The stately maples, oaks and magnolias that shadow the historic markers of these famous men may be a threat to the safety of their final resting places, Evergreen Cemetery Board Chairman Jim Roberts said.
“Some of the trees have been there since before 1872 (when the cemetery was founded),” Roberts said, “but we have to take some of them out.”
Working together with Murfreesboro’s Urban Environmental Department, the cemetery commission will be assessing each and every tree from a safety standpoint and identify those that may be a danger to visitors, workers and graves.

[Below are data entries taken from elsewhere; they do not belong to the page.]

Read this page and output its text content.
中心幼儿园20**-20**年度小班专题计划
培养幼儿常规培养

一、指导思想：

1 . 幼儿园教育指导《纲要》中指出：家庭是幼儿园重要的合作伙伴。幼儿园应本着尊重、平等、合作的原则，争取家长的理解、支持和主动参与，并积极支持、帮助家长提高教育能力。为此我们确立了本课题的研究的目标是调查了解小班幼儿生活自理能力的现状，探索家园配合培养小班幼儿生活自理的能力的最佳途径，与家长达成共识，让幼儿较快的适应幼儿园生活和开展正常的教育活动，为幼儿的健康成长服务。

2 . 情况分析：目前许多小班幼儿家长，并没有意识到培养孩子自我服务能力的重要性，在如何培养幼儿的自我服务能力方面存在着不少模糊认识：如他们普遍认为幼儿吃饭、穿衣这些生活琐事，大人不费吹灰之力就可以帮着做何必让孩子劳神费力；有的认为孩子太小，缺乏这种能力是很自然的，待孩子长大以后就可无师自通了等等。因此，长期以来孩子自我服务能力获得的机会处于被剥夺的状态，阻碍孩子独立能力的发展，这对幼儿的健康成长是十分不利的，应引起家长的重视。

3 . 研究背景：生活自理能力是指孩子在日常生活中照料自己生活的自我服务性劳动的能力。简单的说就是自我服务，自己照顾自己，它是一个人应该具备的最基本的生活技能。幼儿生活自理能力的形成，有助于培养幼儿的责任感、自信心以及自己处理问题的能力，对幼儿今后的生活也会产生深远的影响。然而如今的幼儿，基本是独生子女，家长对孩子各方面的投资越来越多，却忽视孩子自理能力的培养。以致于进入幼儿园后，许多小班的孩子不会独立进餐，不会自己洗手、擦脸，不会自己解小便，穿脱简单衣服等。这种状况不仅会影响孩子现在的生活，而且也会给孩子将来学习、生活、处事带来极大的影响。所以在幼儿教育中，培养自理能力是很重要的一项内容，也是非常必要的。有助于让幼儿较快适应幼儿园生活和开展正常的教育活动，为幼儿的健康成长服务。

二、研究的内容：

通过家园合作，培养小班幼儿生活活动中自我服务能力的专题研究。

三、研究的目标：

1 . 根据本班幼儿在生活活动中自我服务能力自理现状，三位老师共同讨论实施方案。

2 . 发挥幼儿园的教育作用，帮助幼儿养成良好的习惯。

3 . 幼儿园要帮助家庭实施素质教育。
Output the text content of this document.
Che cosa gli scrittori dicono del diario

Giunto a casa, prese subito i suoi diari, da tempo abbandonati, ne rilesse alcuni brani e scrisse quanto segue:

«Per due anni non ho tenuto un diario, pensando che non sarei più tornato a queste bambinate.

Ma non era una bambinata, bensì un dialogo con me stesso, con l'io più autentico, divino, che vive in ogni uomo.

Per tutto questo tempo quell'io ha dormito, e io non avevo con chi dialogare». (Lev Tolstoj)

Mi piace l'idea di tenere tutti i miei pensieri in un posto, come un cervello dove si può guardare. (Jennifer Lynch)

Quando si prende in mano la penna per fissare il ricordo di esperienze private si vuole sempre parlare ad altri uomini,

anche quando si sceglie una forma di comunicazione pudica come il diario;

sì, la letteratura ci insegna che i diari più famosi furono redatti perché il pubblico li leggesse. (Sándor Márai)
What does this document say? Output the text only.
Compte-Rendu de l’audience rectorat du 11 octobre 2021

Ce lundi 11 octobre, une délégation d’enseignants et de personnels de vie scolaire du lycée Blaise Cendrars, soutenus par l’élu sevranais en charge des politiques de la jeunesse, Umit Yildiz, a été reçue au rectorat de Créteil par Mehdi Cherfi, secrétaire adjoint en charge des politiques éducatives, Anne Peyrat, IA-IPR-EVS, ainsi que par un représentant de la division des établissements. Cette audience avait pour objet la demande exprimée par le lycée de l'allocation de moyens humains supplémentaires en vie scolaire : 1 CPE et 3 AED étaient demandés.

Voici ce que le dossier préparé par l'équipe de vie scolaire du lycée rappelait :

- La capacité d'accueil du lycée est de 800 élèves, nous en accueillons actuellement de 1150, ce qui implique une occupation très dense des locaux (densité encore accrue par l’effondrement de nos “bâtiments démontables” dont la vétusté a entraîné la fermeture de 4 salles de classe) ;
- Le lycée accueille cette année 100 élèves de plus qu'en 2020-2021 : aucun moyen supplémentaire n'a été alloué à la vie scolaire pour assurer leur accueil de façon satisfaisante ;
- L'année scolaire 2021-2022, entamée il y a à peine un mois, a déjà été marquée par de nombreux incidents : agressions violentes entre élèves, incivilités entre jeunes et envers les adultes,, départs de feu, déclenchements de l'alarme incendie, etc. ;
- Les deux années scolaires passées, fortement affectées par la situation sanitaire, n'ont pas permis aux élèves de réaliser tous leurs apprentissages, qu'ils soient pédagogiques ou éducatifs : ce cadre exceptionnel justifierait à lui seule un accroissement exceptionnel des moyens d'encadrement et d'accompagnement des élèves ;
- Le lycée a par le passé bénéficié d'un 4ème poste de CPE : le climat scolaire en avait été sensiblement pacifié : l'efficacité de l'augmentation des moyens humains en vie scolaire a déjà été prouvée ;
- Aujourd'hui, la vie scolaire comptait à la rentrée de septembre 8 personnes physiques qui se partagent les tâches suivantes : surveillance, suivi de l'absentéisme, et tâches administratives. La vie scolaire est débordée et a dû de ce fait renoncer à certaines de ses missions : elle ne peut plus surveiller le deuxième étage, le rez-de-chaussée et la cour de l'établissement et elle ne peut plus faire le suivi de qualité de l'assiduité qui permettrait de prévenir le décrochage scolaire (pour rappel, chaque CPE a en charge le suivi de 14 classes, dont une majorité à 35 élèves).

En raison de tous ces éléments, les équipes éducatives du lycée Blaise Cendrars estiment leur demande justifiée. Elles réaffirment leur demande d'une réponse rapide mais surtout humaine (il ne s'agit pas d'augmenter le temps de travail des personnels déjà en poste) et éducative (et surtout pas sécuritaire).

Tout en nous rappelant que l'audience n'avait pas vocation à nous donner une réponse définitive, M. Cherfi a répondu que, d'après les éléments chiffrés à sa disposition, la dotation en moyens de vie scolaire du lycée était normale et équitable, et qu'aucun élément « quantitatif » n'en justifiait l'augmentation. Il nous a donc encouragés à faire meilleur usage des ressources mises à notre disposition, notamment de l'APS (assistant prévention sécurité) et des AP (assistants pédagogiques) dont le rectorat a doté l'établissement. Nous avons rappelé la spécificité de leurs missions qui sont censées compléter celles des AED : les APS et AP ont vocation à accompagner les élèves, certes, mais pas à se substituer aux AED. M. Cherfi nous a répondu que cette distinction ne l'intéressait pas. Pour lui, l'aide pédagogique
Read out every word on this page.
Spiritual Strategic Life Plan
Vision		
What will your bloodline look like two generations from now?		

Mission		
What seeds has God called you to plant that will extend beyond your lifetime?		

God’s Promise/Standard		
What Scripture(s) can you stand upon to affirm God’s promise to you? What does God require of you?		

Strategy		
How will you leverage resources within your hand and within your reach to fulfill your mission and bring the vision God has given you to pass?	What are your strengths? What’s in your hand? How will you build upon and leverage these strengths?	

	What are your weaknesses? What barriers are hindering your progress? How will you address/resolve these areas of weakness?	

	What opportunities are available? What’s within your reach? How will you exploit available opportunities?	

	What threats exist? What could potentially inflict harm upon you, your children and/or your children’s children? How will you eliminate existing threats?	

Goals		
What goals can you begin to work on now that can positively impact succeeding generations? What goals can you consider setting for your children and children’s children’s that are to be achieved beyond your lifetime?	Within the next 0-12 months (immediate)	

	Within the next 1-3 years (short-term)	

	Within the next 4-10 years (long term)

But Roberts doesn’t want to go into this project without public input from the families with loved ones buried in the cemetery and asks for those with concerns to call Betty Brewer from the Evergreen Cemetery Commission at 893-3101.
Founded in 1872, Evergreen Cemetery was purchased from the Maney family by Murfreesboro to replace the Old City Cemetery on Vine Street.
Since then, families have planted trees and bushes near gravesites that have grown unchecked and now pose a safety risk.
Urban Environmental Department Cynthia Holloway said the city will work in an advisory capacity only to evaluate trees and “based on their condition, only those trees which pose a health, safety and welfare issue will be removed, professionally pruned or trimmed to provide clearance over roads and walkways.
“Our goal is to make the cemetery safe for employees, those who visit the cemetery and the gravesites themselves and nothing more,” she said.
That’s the same goal Roberts has.
“Our position is we want to be safe, but we have to be considerate of the people in the ground and the people on top of the ground,” Roberts said.
Roberts said two trees fell last weekend. Luckily nothing was damaged, but that’s not always the case, because falling trees can be a serious health hazard for both the living and the dead.
“Many tombstones are damaged each year when limbs fall out of trees or when trees blow over and knock them down or worse destroy them,” Holloway said.
“Many of the tombstones in the older section of Evergreen are well over 140 years old and are in a fragile state to begin with,” she continued. “Protecting people and the long-standing historical heritage of the Evergreen Cemetery are our primary goals.”